Cet arrêt a été publié au service de la publicité foncière de [Localité 8] le 28 mai 2021.
Le pourvoi formé à l’encontre de cet arrêt a fait l’objet d’une ordonnance de déchéance rendue le 10 mars 2022.
III. C’est dans ces conditions que, par conclusions reçues au greffe le 8 avril 2022, Mme [D] a demandé au juge de l’exécution du tribunal judiciaire de Mâcon de :
– juger que les commandements de saisie-immobilière des 29 septembre 2015 et 9 novembre 2015 sont périmés et ont cessé de produire effet,
– subsidiairement, ordonner la mainlevée de l’opposition au paiement des fermages signifiée le 19 novembre 2015 à la demande de la société FH Holding entre les mains de Mme [K] [D], et dire que la SELARL Godillot, commissaire de justice à [Localité 9], devra lui remettre les sommes encaissées,
– en toute hypothèse, condamner la FH Holding :
. à lui payer la somme de 30 000 euros de dommages et intérêts, outre 12 000 euros en application de l’article 700 du code de-procédure civile
. aux dépens.
Elle se fondait sur les dispositions de l’article R 321-20 du code des procédures civiles d’exécution pour prétendre que, les droits des adjudicataires du jugement du 22 novembre 2016 ayant été résolus du fait de la surenchère et le jugement du 28 mars 2017 ayant été infirmé en toutes ses dispositions, il n’a pas été mentionné en marge de la publication des commandements valant saisie immobilière un jugement constatant la vente des biens saisis dans les deux ans de cette publication, de sorte que les commandements sont périmés depuis les 27 octobre 2017 et 19 novembre 2017.

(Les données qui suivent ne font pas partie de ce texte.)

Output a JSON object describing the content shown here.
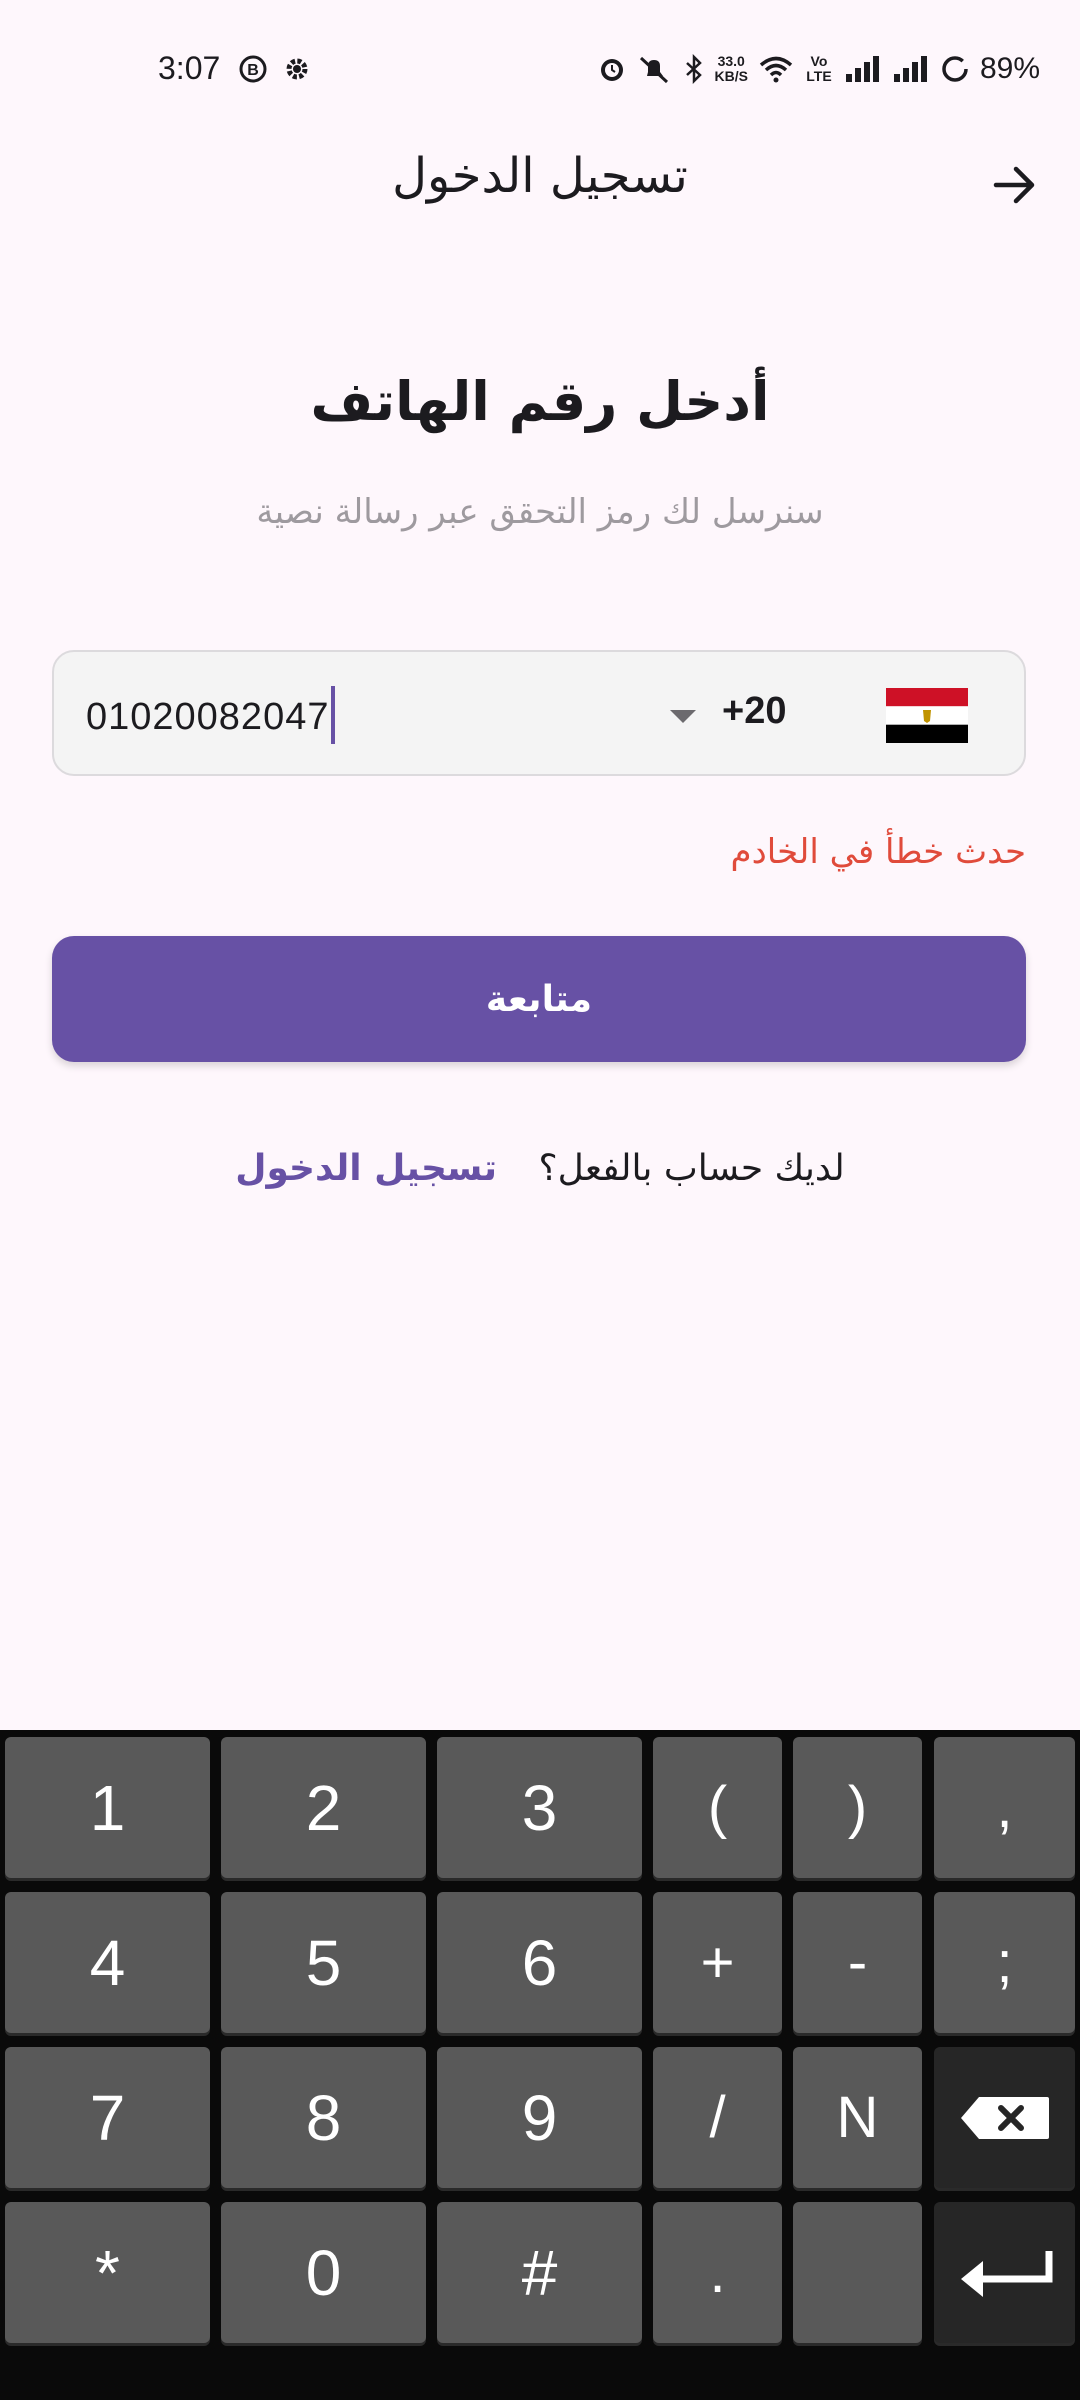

Dans l’hypothèse où il serait considéré que l’article 12 du décret du 27 novembre 2020, qui a modifié le délai de péremption, serait applicable à l’instance en cours, elle soutenait que les commandements seraient alors périmés depuis les 27 octobre 2020 et 19 novembre 2020, l’arrêt de la cour d’appel de Nancy ayant été publié postérieurement à l’acquisition de la péremption.
La société FH Holding a conclu au rejet de l’ensemble des demandes formées par Mme [D], en sollicitant le retrait de la page 17 de ses écritures pour atteinte à la présomption d’innocence, et en relevant que sa demande subsidiaire était devenue sans objet depuis la mainlevée de l’opposition au paiement des fermages signifiée le 11 avril 2022.
Elle a sollicité l’allocation d’une indemnité de procédure de 12 000 euros.
Par jugement rendu le 25 octobre 2022, le juge de l’exécution du tribunal judiciaire de Mâcon a :
– débouté la société FH Holding de sa demande avant dire droit de retrait de pièces,
– débouté Mme [Y] [D]-[B] de sa demande relative à la péremption des commandements de payer du 29 septembre et 9 novembre 2015,
– débouté Mme [Y] [D]-[B] de sa demande de mainlevée de l’opposition au paiement des fermages,
– débouté Mme [Y] [D]-[B] de sa demande de dommages et intérêts,
– débouté Mme [Y] [D]-[B] de sa demande sur le fondement de l’article 700 du code de procédure civile,
– condamné Mme [Y] [D]-[B] à verser à la société FH Holding la somme de 3 000 euros sur le fondement de l’article 700 du code de procédure civile,
– condamné Mme [Y] [D]-[B] aux dépens.
Le juge de l’exécution a jugé que le fait pour Mme [D] d’avoir mentionné en page 17 de ses conclusions que Me [N] ‘ a été le maître d’oeuvre des faux témoignages que la concluante considère comme des faux témoignages sous toutes ses formes : fausses attestations ou fausses réponses à sommations interpellatives’ ne pouvait pas être considéré comme l’affirmation de la culpabilité de Me [N] ni comme attentatoire à la présomption d’innocence et à son honneur ou à sa considération.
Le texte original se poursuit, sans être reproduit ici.